Il 6 e 7 maggio, i Cobas hanno indetto uno sciopero nazionale della scuola per opporsi alle prove Invalsi, alle condizioni dei precari e alle recenti riforme sull’Autonomia differenziata. La mobilitazione coinvolge docenti, personale ATA e studenti, con l’obiettivo di chiedere una ripresa del sistema educativo più equa e critiche alle politiche governative. Queste giornate rappresentano un momento di forte protesta contro le politiche che penalizzano la qualità dell’istruzione pubblica.
- Manifestazione contro i quiz Invalsi e le riforme scolastiche
- Mobilitazione contro il precariato e le disparità salariali
- Richiesta di un sistema di reclutamento stabile e unificato
- Opposizione all’Autonomia differenziata e alle sue conseguenze
Dettagli sulle ragioni dello sciopero e sulla mobilitazione del 6 e 7 maggio
Lo sciopero scuola 6 e 7 maggio: i Cobas indicono la mobilitazione contro i quiz Invalsi, il precariato e l’Autonomia differenziata rappresenta un momento di forte solidarietà e denuncia per il settore educativo. La protesta si concentra in particolare sul disagio provocato dalla somministrazione degli Invalsi nelle scuole, considerata da molti insegnanti e lavoratori come un elemento che distrae dalla qualità dell’insegnamento e limita la libertà didattica. Da tempo, infatti, si evidenzia come i test standardizzati contribuiscano a un approccio didattico troppo rigidamente orientato alla preparazione dei quiz, riducendo la possibilità di sviluppare un percorso formativo più critico e creativo. Inoltre, la mobilitazione si schiera contro le condizioni di lavoro dei docenti precari, spesso sottopagati e privi di una stabilità che garantisca continuità e qualità dell’istruzione. Un’altra motivazione fondamentale riguarda le scelte di autonomia differenziata che rischiano di accentuare le disparità tra le diverse Regioni, con conseguenze negative sull’uguaglianza delle opportunità scolastiche. Pertanto, questa mobilitazione mira a chiedere maggiore attenzione alle esigenze del personale scolastico e a rivendicare un sistema di istruzione più equo, inclusivo e indirizzato a una vera qualità dell’educazione, contrapponendosi alle logiche di mercato e alle riforme che rischiano di indebolire ulteriormente il diritto allo studio e la professionalità degli operatori scolastici.

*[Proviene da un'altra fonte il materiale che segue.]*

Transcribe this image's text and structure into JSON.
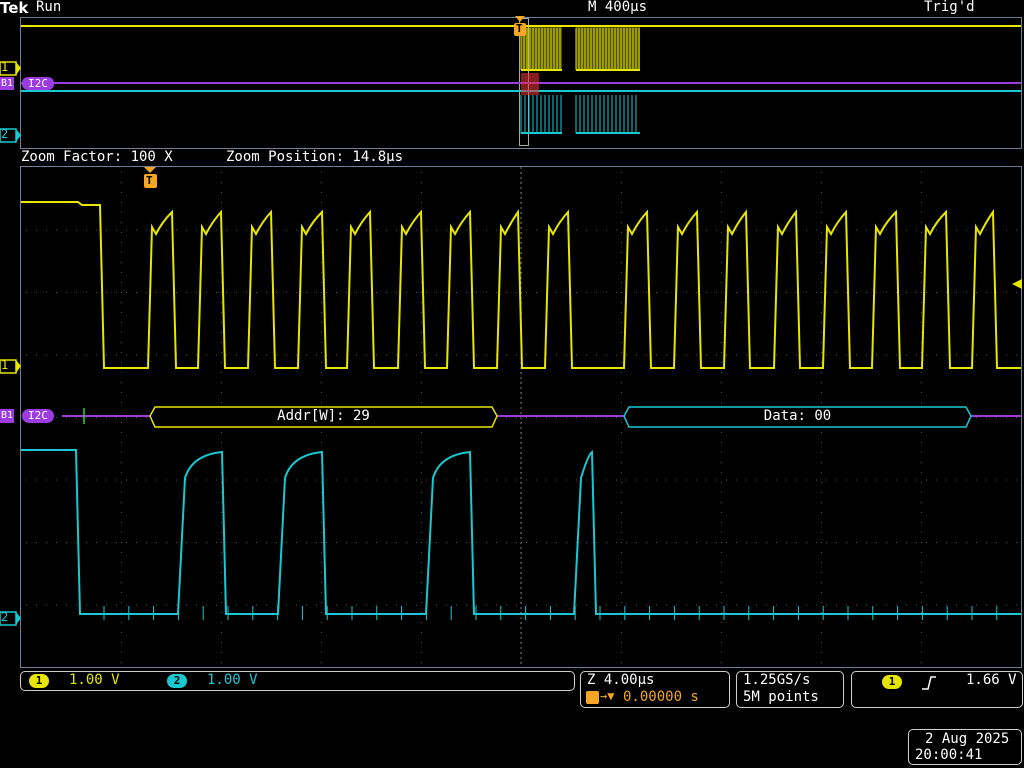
{
  "header": {
    "brand": "Tek",
    "run_state": "Run",
    "main_timebase": "M 400µs",
    "trigger_state": "Trig'd",
    "trigger_marker": "T"
  },
  "zoom": {
    "factor_label": "Zoom Factor: 100 X",
    "position_label": "Zoom Position: 14.8µs"
  },
  "channels": [
    {
      "id": "1",
      "scale": "1.00 V",
      "color": "#e6e600"
    },
    {
      "id": "2",
      "scale": "1.00 V",
      "color": "#19c9d2"
    }
  ],
  "bus": {
    "id": "B1",
    "protocol": "I2C",
    "color": "#9b3be0",
    "packets": [
      {
        "label": "Addr[W]: 29",
        "color": "#e6e600"
      },
      {
        "label": "Data: 00",
        "color": "#19c9d2"
      }
    ]
  },
  "bottom": {
    "zoom_timebase": "Z 4.00µs",
    "trigger_position": "0.00000 s",
    "sample_rate": "1.25GS/s",
    "record_length": "5M points",
    "trigger_channel": "1",
    "trigger_level": "1.66 V",
    "date": "2 Aug 2025",
    "time": "20:00:41"
  }
}
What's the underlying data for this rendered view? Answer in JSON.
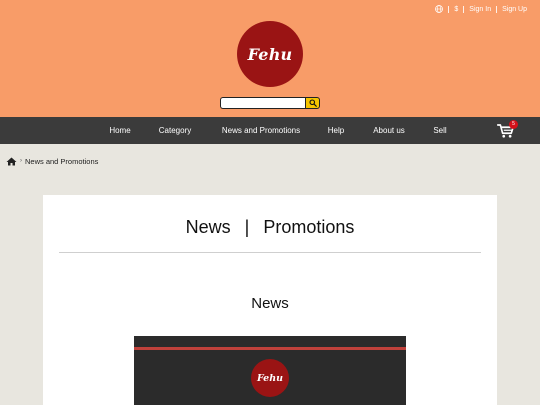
{
  "topbar": {
    "language_icon": "globe-icon",
    "currency": "$",
    "sign_in": "Sign In",
    "sign_up": "Sign Up"
  },
  "brand": {
    "logo_text": "Fehu",
    "color": "#9a1414"
  },
  "search": {
    "placeholder": "",
    "icon": "search-icon"
  },
  "nav": {
    "items": [
      "Home",
      "Category",
      "News and Promotions",
      "Help",
      "About us",
      "Sell"
    ],
    "cart_count": "5"
  },
  "breadcrumb": {
    "home_icon": "home-icon",
    "current": "News and Promotions"
  },
  "main": {
    "tabs": [
      "News",
      "Promotions"
    ],
    "divider": "|",
    "section_title": "News",
    "banner_logo": "Fehu"
  },
  "colors": {
    "header": "#f89c68",
    "nav": "#3b3b3b",
    "accent": "#c0413b",
    "search_button": "#f5c400",
    "page_bg": "#e8e6df"
  }
}
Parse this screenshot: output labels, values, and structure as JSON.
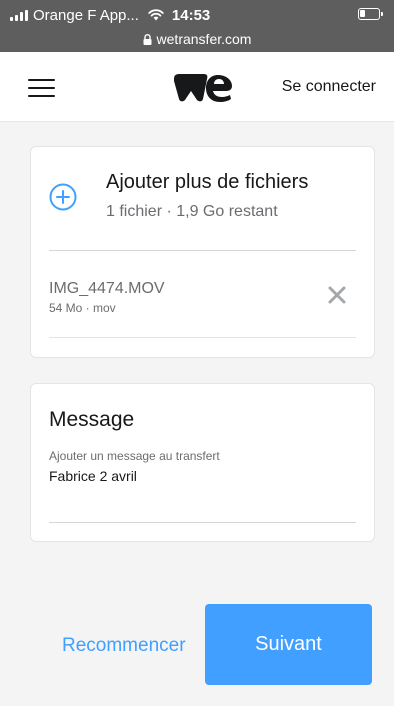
{
  "status_bar": {
    "carrier": "Orange F App...",
    "time": "14:53",
    "url": "wetransfer.com",
    "icons": [
      "signal-icon",
      "wifi-icon",
      "lock-icon",
      "battery-icon"
    ]
  },
  "header": {
    "logo_icon": "wetransfer-logo",
    "menu_icon": "hamburger-icon",
    "login_label": "Se connecter"
  },
  "files_card": {
    "add_icon": "plus-circle-icon",
    "add_title": "Ajouter plus de fichiers",
    "add_subtitle": "1 fichier · 1,9 Go restant",
    "files": [
      {
        "name": "IMG_4474.MOV",
        "meta": "54 Mo · mov",
        "remove_icon": "close-icon"
      }
    ]
  },
  "message_card": {
    "title": "Message",
    "label": "Ajouter un message au transfert",
    "value": "Fabrice 2 avril"
  },
  "actions": {
    "restart_label": "Recommencer",
    "next_label": "Suivant"
  },
  "colors": {
    "accent": "#409fff",
    "status_bar": "#5e5e5e",
    "background": "#f4f4f5",
    "text": "#17181a",
    "muted_text": "#6a6d70"
  }
}
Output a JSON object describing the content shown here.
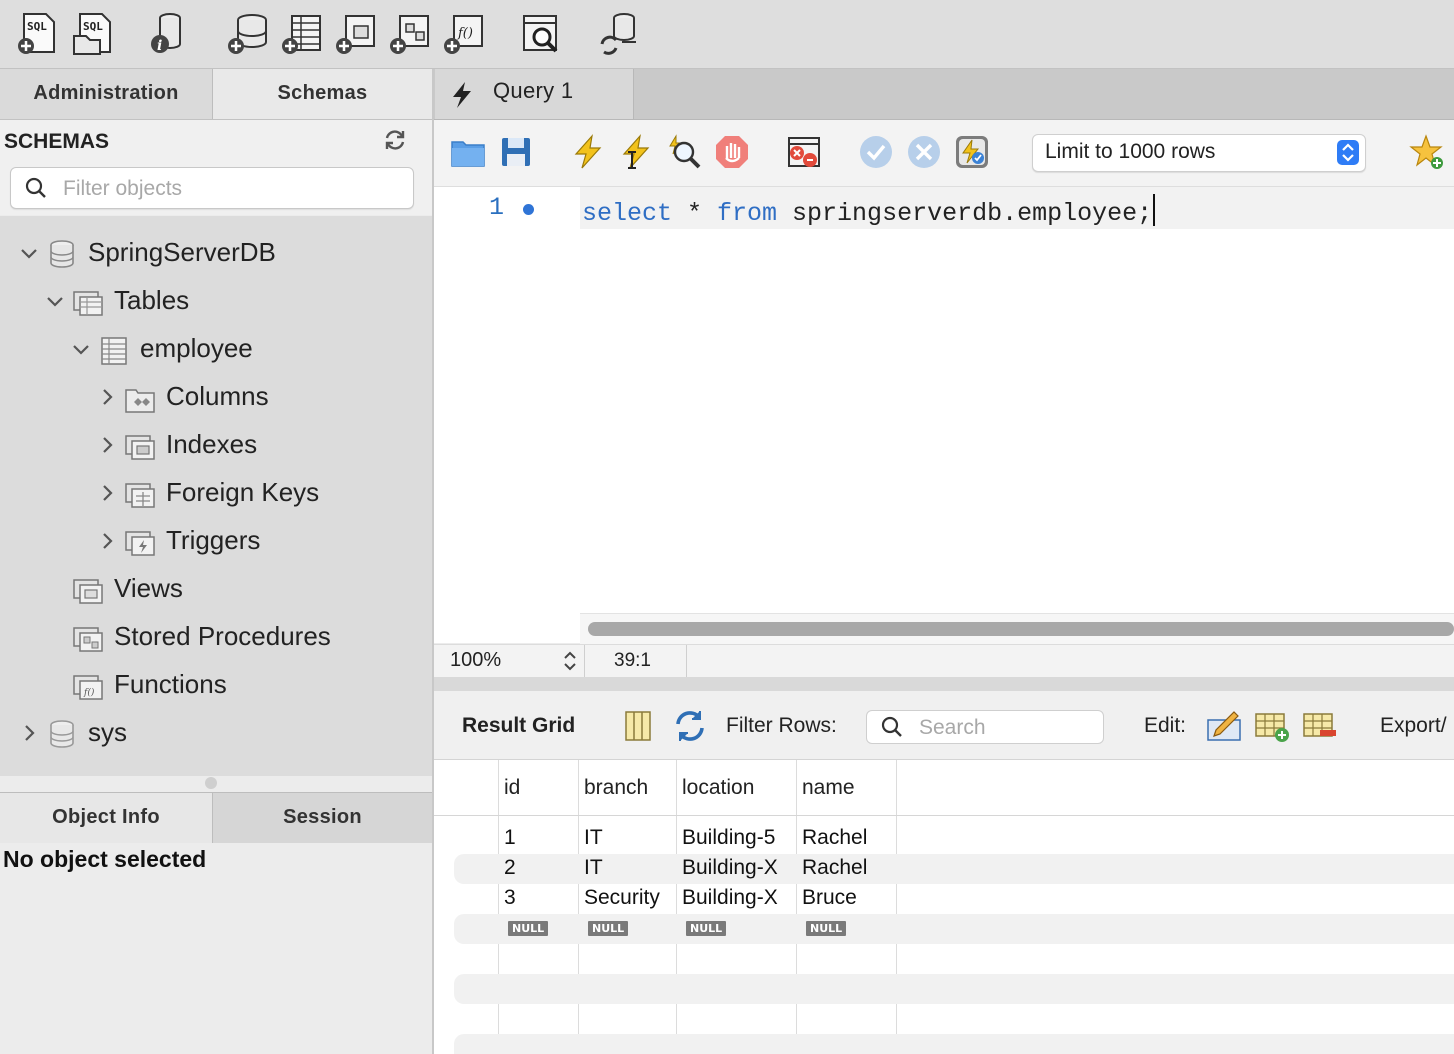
{
  "toolbar": {
    "icons": [
      "new-sql-tab-icon",
      "open-sql-script-icon",
      "schema-inspector-icon",
      "create-schema-icon",
      "create-table-icon",
      "create-view-icon",
      "create-procedure-icon",
      "create-function-icon",
      "search-table-data-icon",
      "reconnect-icon"
    ]
  },
  "left_tabs": {
    "administration": "Administration",
    "schemas": "Schemas"
  },
  "schemas": {
    "title": "SCHEMAS",
    "filter_placeholder": "Filter objects",
    "tree": {
      "db1": "SpringServerDB",
      "tables": "Tables",
      "employee": "employee",
      "columns": "Columns",
      "indexes": "Indexes",
      "foreign_keys": "Foreign Keys",
      "triggers": "Triggers",
      "views": "Views",
      "stored_procedures": "Stored Procedures",
      "functions": "Functions",
      "db2": "sys"
    }
  },
  "bottom_tabs": {
    "object_info": "Object Info",
    "session": "Session"
  },
  "object_info": {
    "message": "No object selected"
  },
  "query_tab": {
    "label": "Query 1"
  },
  "editor_toolbar": {
    "limit": "Limit to 1000 rows"
  },
  "editor": {
    "line_number": "1",
    "code": {
      "kw1": "select",
      "op": " * ",
      "kw2": "from",
      "rest": " springserverdb.employee;"
    }
  },
  "status": {
    "zoom": "100%",
    "cursor": "39:1"
  },
  "result": {
    "label": "Result Grid",
    "filter_label": "Filter Rows:",
    "search_placeholder": "Search",
    "edit_label": "Edit:",
    "export_label": "Export/"
  },
  "grid": {
    "columns": [
      "id",
      "branch",
      "location",
      "name"
    ],
    "rows": [
      [
        "1",
        "IT",
        "Building-5",
        "Rachel"
      ],
      [
        "2",
        "IT",
        "Building-X",
        "Rachel"
      ],
      [
        "3",
        "Security",
        "Building-X",
        "Bruce"
      ]
    ],
    "null_label": "NULL"
  },
  "colors": {
    "accent": "#2e7cf6",
    "keyword": "#2f6ec4"
  }
}
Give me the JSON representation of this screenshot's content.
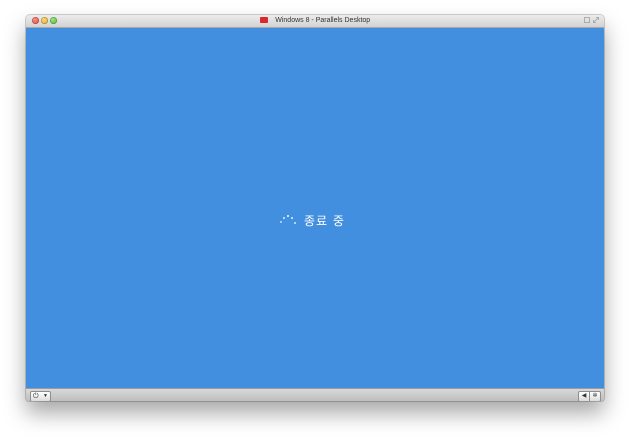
{
  "window": {
    "title": "Windows 8 - Parallels Desktop",
    "app_icon": "parallels-icon"
  },
  "screen": {
    "background_color": "#418fde",
    "status_text": "종료 중",
    "spinner": "loading-spinner-icon"
  },
  "bottombar": {
    "power_icon": "power-icon",
    "left_icon": "speaker-icon",
    "right_icon": "gear-icon"
  }
}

Perché si protesta contro le prove Invalsi
La mobilitazione dei Cobas e di altri sindacati si concentra anche sulla questione del precariato presente nel sistema scolastico. Gli insegnanti e il personale scolastico precario, spesso esclusi dalle politiche di stabilizzazione, si oppongono all'uso delle prove Invalsi come strumento di valutazione, ritenendo che questi test accentuino le discriminazioni e le ingiustizie verso le figure professionali più vulnerabili. Inoltre, i manifestanti evidenziano come la gestione delle prove, e più in generale delle riforme scolastiche, sia spesso soggetta a un’autonomia differenziata che rischia di acuire le disparità tra le regioni, indebolendo la coesione del sistema educativo nazionale.
La protesta del 6 e 7 maggio, quindi, si inserisce in un contesto più ampio di resistenze contro le politiche scolastiche attuali, che vengono percepite come innovative troppo spesso unilaterali e poco rispettose delle esigenze di studenti, insegnanti e territori. L’obiettivo principale delle mobilitazioni è richiedere un ripensamento delle modalità di valutazione, più partecipative e inclusive, che valorizzino il ruolo formativo e non meramente punitivo del sistema scolastico. La protesta si pone anche come una critica alle scelte governative che, secondo i manifestanti, rischiano di impoverire ulteriormente il diritto all’istruzione di qualità e di accentuare le disuguaglianze tra le diverse aree del Paese.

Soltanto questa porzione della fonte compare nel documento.